Il y a dans notre métier ce genre de situations pénibles et contre-productives qui ont la fâcheuse tendance de devenir de plus en plus fréquentes.
Premier exemple. Hier matin j'arrive à Coventry à 7h. J'ai roulé 4h, j'ai fait en sorte de devancer les embouteillages, et je me présente chez mon client (un transporteur) avec deux pauvres palettes à vider. Théoriquement il y en a pour cinq minutes : j'ouvre les portes, deux coups de chariots et basta. Mais non ! Le cariste est bien là, pas de problème... mais "j'ai pas la liste" m'annonce-t-il, suivi de "faut attendre 9h".
Traduction : je dois attendre deux heures qu'un type des bureaux débarque avec un papier précisant "2 palettes à décharger". Stoïque, plus que jamais stoïque, je me gare dans la rue et je tape une sieste. A 9h10 nous déchargeons.
Deuxième client, et deuxième exemple. Me voici à Winsford, sur la plateforme logistique d'une grande enseigne de produits d'entretien. Je me présente frais, fringant et décontract, au bungalow du gardien. Il est 11h. Derrière la vitre : un gros gars dans son costume de gardien, un gars qui a l'air sympa mais un peu crade, et qui surtout a la particularité de n'avoir qu'une seule dent... Mais passons... je donne mon CMR, le gros gars passe des coups de fil, ça sent l'embrouille, et effectivement il me redonne tout et m'annonce que je ne suis pas annoncé, que la livraison était prévu vendredi, qu'il faut reprendre RDV. Génial... en France il est maintenant 12h30 et c'est toujours dans ces eaux là, en heures de repas, que j'ai besoin d'aide. Ici j'ai quatre palettes à sortir, mais pas moyen de négocier. Devant le temps perdu qui se profile à l'horizon je décide d'aller faire mon troisième client situé à une heure d'ici, quitte à revenir après. D'ailleurs, après un ultime coup de fil, le gardien m'annonce que l'on pourra décharger vers 15h. Là encore, quatre palettes ça prend au pire 10 minutes... mais il faut attendre des heures pour des pénibilités administratives.
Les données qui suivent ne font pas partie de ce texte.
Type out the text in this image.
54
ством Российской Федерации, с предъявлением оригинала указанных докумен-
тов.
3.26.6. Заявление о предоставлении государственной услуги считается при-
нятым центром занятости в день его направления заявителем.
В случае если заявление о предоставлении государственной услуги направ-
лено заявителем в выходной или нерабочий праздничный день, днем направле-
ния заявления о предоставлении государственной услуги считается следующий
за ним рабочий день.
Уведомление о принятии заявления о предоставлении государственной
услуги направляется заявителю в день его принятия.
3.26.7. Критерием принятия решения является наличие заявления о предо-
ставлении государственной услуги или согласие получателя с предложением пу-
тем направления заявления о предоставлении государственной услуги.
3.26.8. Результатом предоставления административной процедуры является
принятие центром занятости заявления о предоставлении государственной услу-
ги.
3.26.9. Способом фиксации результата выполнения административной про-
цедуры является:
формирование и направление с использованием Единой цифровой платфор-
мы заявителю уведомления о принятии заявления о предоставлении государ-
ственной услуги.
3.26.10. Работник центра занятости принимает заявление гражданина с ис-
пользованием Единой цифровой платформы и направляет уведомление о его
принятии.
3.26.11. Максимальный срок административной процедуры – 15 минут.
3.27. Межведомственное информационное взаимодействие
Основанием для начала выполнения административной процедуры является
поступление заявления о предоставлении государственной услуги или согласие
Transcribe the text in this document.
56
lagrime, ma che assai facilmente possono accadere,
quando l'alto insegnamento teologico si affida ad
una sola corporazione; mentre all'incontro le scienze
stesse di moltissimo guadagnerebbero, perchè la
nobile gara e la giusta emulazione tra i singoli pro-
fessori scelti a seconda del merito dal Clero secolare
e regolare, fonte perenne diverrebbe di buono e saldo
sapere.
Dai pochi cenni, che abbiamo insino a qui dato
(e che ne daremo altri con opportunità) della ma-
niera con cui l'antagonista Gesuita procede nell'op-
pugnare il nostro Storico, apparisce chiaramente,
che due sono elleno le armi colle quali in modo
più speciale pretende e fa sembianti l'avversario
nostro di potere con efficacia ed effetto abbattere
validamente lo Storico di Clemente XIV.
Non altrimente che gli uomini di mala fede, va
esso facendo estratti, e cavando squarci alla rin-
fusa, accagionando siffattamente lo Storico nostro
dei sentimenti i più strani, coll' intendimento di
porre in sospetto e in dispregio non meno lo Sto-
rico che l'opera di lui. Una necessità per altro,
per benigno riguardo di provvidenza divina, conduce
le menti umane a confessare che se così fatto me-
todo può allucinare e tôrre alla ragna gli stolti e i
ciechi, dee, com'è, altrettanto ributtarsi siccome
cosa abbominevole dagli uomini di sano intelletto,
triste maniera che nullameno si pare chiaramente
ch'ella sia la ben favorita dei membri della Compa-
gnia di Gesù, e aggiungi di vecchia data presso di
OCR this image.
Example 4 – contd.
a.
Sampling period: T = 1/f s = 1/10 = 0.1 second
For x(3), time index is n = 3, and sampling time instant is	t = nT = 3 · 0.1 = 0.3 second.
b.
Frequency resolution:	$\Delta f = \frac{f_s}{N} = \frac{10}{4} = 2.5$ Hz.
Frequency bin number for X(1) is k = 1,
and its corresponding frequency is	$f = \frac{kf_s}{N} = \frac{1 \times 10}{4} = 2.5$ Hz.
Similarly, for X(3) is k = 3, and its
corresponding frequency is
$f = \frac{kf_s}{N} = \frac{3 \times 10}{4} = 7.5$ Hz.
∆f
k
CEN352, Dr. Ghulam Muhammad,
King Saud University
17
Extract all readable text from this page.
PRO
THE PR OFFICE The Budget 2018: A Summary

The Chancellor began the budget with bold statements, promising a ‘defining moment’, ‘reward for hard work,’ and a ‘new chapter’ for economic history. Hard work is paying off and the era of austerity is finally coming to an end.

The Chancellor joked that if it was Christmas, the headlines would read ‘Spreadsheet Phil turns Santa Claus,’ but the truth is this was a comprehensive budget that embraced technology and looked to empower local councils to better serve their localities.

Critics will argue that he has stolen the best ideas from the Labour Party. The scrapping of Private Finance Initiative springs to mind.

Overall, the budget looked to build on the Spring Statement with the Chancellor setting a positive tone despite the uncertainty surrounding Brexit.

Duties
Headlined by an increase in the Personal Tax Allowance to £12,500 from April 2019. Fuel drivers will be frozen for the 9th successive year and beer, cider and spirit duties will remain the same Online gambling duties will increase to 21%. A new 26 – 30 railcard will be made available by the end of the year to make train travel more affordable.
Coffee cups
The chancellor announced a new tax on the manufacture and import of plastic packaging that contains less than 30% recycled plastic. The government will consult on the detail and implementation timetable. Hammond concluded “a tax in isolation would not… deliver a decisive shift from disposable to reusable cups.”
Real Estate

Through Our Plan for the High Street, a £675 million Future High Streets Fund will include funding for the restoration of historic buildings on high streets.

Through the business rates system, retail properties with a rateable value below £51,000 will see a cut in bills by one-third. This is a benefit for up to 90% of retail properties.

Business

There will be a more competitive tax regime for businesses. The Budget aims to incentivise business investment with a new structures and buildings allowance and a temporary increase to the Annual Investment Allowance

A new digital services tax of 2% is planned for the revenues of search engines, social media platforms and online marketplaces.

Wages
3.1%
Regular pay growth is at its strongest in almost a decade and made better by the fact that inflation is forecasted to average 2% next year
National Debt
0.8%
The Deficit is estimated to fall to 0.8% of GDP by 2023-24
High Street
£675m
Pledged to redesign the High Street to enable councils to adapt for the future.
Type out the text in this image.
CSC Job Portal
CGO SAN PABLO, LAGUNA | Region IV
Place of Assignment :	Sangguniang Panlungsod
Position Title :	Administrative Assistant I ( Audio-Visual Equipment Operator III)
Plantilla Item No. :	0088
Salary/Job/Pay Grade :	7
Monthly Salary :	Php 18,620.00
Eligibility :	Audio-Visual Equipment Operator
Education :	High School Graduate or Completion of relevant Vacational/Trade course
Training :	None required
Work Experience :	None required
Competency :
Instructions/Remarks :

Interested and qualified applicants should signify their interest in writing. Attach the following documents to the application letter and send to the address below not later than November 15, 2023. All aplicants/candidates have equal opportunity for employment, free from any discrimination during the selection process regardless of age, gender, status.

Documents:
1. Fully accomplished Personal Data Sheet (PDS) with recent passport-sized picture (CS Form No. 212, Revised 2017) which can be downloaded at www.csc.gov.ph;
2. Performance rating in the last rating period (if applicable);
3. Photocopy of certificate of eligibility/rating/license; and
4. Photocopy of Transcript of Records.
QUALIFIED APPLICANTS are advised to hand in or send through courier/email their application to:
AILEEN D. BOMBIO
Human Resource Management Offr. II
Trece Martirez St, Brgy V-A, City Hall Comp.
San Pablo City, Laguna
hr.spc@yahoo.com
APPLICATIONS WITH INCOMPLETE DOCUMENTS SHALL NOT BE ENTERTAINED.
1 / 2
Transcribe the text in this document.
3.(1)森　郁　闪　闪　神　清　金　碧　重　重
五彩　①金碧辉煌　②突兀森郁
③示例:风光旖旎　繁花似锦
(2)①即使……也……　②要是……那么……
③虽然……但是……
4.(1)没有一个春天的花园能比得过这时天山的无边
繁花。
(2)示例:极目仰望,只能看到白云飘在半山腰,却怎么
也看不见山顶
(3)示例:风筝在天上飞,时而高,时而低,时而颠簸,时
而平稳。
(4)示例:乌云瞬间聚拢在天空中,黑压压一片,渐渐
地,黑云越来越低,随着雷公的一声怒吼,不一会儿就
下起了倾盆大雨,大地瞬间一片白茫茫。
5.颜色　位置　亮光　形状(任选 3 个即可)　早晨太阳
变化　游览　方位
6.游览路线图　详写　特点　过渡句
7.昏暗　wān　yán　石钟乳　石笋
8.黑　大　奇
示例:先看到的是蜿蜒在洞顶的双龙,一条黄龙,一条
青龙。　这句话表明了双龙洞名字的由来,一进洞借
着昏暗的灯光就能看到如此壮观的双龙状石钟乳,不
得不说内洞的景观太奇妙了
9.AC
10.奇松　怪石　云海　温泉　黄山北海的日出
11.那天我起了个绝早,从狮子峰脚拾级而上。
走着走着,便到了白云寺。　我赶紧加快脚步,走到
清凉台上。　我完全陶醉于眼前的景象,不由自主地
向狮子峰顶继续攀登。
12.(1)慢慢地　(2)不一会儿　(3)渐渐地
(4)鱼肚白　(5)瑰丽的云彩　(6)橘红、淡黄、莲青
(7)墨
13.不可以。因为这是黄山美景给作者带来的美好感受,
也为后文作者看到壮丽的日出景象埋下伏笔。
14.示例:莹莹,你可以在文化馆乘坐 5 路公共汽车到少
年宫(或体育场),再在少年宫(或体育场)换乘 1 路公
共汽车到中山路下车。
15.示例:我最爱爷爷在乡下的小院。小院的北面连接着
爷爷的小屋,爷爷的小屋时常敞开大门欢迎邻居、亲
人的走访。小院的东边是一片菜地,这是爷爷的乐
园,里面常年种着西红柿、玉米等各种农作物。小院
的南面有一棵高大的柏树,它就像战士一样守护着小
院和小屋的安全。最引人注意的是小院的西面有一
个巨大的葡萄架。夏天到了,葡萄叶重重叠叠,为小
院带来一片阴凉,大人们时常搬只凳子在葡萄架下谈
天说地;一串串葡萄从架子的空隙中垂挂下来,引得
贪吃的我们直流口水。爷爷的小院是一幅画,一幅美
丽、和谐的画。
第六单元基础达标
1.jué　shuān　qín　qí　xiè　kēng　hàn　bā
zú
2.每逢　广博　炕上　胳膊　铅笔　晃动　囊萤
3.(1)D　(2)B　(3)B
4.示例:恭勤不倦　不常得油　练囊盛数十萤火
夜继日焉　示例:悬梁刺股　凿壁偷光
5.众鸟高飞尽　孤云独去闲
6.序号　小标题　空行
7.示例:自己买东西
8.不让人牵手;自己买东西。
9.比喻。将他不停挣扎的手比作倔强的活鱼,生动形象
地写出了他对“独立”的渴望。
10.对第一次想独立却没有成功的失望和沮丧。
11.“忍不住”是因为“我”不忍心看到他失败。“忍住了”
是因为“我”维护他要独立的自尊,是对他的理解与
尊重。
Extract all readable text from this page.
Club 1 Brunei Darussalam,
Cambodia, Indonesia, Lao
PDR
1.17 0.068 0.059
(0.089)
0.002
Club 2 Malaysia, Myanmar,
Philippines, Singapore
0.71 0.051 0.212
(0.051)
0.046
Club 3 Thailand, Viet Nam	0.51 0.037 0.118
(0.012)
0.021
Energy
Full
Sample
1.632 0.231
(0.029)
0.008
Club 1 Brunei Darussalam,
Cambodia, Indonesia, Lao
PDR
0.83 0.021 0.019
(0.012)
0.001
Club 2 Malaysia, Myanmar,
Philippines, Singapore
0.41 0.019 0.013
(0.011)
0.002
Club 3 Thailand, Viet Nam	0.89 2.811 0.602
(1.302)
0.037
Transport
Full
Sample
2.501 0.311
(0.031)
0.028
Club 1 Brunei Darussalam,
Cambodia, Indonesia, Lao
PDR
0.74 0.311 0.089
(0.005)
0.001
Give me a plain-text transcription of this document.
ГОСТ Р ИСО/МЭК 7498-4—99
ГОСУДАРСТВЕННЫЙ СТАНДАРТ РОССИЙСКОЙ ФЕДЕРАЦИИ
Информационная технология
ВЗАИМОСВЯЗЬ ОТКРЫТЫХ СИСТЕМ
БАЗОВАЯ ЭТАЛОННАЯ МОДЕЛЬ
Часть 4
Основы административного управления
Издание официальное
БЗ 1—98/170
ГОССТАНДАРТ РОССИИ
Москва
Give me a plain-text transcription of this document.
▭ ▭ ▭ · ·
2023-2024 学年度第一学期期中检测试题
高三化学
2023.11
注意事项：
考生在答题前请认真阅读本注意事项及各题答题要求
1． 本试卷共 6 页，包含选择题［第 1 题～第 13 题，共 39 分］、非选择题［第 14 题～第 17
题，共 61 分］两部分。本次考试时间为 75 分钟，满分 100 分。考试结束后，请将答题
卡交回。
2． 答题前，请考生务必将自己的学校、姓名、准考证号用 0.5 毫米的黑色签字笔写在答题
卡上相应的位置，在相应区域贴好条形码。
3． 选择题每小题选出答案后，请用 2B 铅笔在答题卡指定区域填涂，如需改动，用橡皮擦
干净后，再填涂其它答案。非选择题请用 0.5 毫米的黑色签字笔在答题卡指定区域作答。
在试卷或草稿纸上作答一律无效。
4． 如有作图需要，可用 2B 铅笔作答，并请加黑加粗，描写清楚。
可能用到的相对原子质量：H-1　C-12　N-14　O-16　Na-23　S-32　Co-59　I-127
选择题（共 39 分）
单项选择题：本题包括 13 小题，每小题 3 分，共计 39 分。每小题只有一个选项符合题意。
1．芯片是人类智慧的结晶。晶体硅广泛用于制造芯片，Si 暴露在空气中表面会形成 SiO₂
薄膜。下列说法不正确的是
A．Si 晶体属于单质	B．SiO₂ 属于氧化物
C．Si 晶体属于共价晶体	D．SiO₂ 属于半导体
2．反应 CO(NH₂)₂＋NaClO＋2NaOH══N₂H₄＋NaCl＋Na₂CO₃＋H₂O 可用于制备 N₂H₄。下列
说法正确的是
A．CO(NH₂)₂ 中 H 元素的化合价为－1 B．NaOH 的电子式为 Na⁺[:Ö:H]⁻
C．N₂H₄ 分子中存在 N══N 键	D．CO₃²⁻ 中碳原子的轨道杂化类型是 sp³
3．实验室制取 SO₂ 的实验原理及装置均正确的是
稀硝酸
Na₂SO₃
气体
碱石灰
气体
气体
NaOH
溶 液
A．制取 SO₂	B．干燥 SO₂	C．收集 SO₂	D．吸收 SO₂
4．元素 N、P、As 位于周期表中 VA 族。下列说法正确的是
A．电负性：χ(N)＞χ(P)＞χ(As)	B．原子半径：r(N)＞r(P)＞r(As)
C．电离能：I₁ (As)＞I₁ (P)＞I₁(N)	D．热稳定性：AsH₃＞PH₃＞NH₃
Donc je m'en vais.
Je vais dans les environs de Maclesfield, au sud de Manchester. C'est la campagne anglaise typique, avec ses routes sinueuses, grasses et vallonnées ; avec ses maisons de pierre et ses troupeaux de moutons. L'adresse de mon client c'est "rue de l'église", et le GPS me confirme que c'est en plein centre d'un petit bled accolé à maclesfield. Je crains le pire.
Je roule la boule au ventre, l'itinéraire n'est pas des plus faciles. Lorsque j'arrive dans le village, ça ressemble exactement à ce que je craignais : c'est tordu, étroit et en pente... parfait pour un camion. J'interpelle un passant, il me confirme que je suis sur la bonne route, "prochaine intersection à droite". Une aide précieuse car je n'y serais pas allé sinon à droite : dans l'intersection en question je suis obligé de plier un rétro de voiture pour passer, c'est plus que fin. Mon client est bien au bout.
Après ce périple je reprends les petites routes de campagne, à fond, pour retourner à la plateforme où je me suis vu refuser le matin. J'ai toujours mes quatre palettes à vider, et cette fois-ci on me met en attente.
Du coup, lorsque je finis par enfin les décharger, je dois renoncer à livrer mon quatrième client pour un quart d'heure de trop : Le temps d'y aller il sera 17h15, et ça ferme à 17h.
No stress. Je poursuis ma route....
Je me suis arrêté avec 9h55, ce qui est fantastique, j'ai 15h de coupure, ce qui est très reposant... cette dernière compte officiellement pour une 9h car j'ai aussi fait 14h30 d'amplitude.
Va comprendre les subtilités de la RSE...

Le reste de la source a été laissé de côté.